DEV_GLOB = sorted(glob.glob(DEV_PATH + "/*.nc"))
MAIN_GLOB = sorted(glob.glob(MAIN_PATH + "/*.nc"))

if len(DEV_GLOB) == 0 or len(MAIN_GLOB) == 0:
    raise IOError("No files found at DEV_PATH and/or MAIN_PATH.")

if len(DEV_GLOB) != len(MAIN_GLOB):
    raise IOError("Number of files do not match at DEV_PATH and MAIN_PATH.")

In [34]:
def _get_var_to_filepath_map():
    var_to_file = defaultdict(lambda: defaultdict(dict))

    for dev_file, main_file in zip(DEV_GLOB, MAIN_GLOB):
        # Example:
        # "/global/cfs/projectdirs/e3sm/e3sm_diags_cdat_test/660-cosp-histogram/cosp_histogram/ISCCP-COSP/ISCCPCOSP-COSP_HISTOGRAM_ISCCP-ANN-global_test.nc"
        file_arr = dev_file.split("/")

        # Example: "test"
        data_type = dev_file.split("_")[-1].split(".nc")[0]

        # Skip comparing `.nc` "diff" files because comparing relative diffs of
        # does not make sense.
        if data_type == "test" or data_type == "ref":
            # Example: "ISCCP"
            model = file_arr[-2].split("-")[0]
            season = "JJA" if "JJA" in dev_file else "ANN"

            var_to_file[model][data_type][season] = (dev_file, main_file)

    return var_to_file


def _get_relative_diffs(var_to_filepath):
    # Absolute tolerance of 0 and relative tolerance of 1e-5.
    # We are mainly focusing on relative tolerance here (in percentage terms).
    atol = 0
    rtol = 1e-5

    for model, data_types in var_to_filepath.items():
        for _, seasons in data_types.items():
            for _, filepaths in seasons.items():
                print("Comparing:")
                print(filepaths[0], "\n", filepaths[1])
                ds1 = xr.open_dataset(filepaths[0])
                ds2 = xr.open_dataset(filepaths[1])

                try:
                    var_key = f"COSP_HISTOGRAM_{model}"
                    np.testing.assert_allclose(
                        ds1[var_key].values,
                        ds2[var_key].values,
                        atol=atol,
                        rtol=rtol,
                    )
                except AssertionError as e:
                    print(e)
                else:
                    print(f"   * All close and within relative tolerance ({rtol})")

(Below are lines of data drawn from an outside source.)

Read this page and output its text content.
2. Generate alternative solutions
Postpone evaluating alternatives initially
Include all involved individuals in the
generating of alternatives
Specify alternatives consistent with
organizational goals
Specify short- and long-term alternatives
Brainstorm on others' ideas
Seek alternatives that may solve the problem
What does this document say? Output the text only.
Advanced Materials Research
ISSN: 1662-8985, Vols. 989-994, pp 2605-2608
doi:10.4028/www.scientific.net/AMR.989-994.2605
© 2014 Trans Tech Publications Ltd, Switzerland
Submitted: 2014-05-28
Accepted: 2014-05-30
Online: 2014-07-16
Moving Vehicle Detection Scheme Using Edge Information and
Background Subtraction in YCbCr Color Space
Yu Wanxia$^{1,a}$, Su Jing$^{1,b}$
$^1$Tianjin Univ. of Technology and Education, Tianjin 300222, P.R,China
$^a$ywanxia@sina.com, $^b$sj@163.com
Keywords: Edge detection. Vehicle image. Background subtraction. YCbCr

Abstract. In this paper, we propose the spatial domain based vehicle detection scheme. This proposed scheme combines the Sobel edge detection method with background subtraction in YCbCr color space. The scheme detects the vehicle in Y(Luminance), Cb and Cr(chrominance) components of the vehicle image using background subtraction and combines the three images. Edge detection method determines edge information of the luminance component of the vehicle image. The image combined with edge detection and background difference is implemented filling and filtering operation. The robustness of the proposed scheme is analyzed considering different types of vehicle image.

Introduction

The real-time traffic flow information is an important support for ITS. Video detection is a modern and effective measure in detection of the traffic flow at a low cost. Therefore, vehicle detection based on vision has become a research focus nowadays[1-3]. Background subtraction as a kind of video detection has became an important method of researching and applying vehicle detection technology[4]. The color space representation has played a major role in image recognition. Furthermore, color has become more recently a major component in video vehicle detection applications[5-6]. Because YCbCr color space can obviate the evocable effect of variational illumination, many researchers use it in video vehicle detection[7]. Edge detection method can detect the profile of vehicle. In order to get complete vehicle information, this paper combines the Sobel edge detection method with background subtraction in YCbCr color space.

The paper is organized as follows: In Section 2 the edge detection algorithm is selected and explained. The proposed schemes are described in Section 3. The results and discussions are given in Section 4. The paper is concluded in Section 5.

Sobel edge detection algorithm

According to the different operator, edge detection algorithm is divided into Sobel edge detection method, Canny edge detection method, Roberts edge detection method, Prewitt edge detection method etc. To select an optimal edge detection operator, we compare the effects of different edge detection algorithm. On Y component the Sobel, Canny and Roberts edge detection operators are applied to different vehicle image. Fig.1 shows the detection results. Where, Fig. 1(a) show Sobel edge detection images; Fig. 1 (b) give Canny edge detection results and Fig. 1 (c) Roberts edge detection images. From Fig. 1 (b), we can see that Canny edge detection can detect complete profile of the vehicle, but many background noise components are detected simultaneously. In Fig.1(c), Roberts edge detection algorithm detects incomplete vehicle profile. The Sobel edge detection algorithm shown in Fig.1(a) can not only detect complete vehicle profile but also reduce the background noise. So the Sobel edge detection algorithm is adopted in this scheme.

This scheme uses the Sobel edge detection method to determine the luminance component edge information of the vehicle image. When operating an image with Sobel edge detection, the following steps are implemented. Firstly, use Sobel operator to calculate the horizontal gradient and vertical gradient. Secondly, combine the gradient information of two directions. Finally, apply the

## 1. Compare the netCDF files between branches

- Compare "ref" and "test" files
- "diff" files are ignored because getting relative diffs for these does not make sense (relative diff will be above tolerance)


In [36]:
var_to_filepaths = _get_var_to_filepath_map()

In [37]:
_get_relative_diffs(var_to_filepaths)

Comparing:
/global/cfs/projectdirs/e3sm/e3sm_diags_cdat_test/660-cosp-histogram/cosp_histogram/ISCCP-COSP/ISCCPCOSP-COSP_HISTOGRAM_ISCCP-ANN-global_ref.nc 
 /global/cfs/projectdirs/e3sm/e3sm_diags_cdat_test/main/cosp_histogram/ISCCP-COSP/ISCCPCOSP-COSP_HISTOGRAM_ISCCP-ANN-global_ref.nc
   * All close and within relative tolerance (1e-05)
Comparing:
/global/cfs/projectdirs/e3sm/e3sm_diags_cdat_test/660-cosp-histogram/cosp_histogram/ISCCP-COSP/ISCCPCOSP-COSP_HISTOGRAM_ISCCP-JJA-global_ref.nc 
 /global/cfs/projectdirs/e3sm/e3sm_diags_cdat_test/main/cosp_histogram/ISCCP-COSP/ISCCPCOSP-COSP_HISTOGRAM_ISCCP-JJA-global_ref.nc
   * All close and within relative tolerance (1e-05)
Comparing:
/global/cfs/projectdirs/e3sm/e3sm_diags_cdat_test/660-cosp-histogram/cosp_histogram/ISCCP-COSP/ISCCPCOSP-COSP_HISTOGRAM_ISCCP-ANN-global_test.nc 
 /global/cfs/projectdirs/e3sm/e3sm_diags_cdat_test/main/cosp_histogram/ISCCP-COSP/ISCCPCOSP-COSP_HISTOGRAM_ISCCP-ANN-global_test.nc
   * All close and within relat

### Results

- The relative tolerance of all files are 1e-05, which means things should be good to go.